Structural characterization of the drop/substrate couple by SEM + EDS analysis evidenced the nucleation and growth of graphite at the drop surface and at the drop/substrate interface resulting in the formation of discontinuous interfacial graphite layer well bonded with the substrate. Non-wetting behavior accompanied with a lack of any interfacial reaction products and slight selective dissolution of the substrate constituents in molten drop suggests a weak interaction between the selected alloy and Al2O3-ZrO2-SiO2 ceramic. Moreover, significant CTE mismatch between the alloy and the ceramic, particularly during alloy solidification, contributes to debonding of the drop/substrate couple that takes place along the drop-side interface.

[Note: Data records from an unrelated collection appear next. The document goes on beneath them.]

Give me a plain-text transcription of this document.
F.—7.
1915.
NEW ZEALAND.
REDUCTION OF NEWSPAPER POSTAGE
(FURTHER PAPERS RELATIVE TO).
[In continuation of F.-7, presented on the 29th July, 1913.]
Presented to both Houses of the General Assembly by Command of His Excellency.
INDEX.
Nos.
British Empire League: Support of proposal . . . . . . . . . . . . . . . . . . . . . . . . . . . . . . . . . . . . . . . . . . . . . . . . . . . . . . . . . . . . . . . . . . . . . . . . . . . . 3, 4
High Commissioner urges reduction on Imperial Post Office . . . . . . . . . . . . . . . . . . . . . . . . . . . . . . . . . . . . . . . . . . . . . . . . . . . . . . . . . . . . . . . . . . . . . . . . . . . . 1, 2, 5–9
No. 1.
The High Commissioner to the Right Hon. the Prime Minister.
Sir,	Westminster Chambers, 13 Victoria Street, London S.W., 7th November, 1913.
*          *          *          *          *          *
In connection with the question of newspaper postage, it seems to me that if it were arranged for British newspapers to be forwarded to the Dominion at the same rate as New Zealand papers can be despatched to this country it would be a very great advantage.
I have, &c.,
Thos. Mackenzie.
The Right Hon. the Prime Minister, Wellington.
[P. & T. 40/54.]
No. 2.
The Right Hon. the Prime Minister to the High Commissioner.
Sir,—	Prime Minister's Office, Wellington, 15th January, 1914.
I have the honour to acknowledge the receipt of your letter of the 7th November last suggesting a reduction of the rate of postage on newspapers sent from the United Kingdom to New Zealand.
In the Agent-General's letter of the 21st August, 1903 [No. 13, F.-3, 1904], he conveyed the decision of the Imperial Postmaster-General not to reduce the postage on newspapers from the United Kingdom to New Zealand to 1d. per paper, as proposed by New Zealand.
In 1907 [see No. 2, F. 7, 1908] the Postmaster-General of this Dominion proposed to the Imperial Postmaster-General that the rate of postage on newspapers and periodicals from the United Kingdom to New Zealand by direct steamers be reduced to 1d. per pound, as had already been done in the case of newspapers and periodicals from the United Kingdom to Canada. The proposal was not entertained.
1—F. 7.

These findings suggest that for liquid-assisted processes of metal matrix composites using gray cast iron (as a matrix) and Al2O3-ZrO2-SiO2 ceramic (as a reinforcing phase or insert in the casting components), the improvement of physico-chemical and thermomechanical compatibilities between the selected couple of materials are needed through improvement of wetting properties and optimal design of structure and chemistry of interfaces.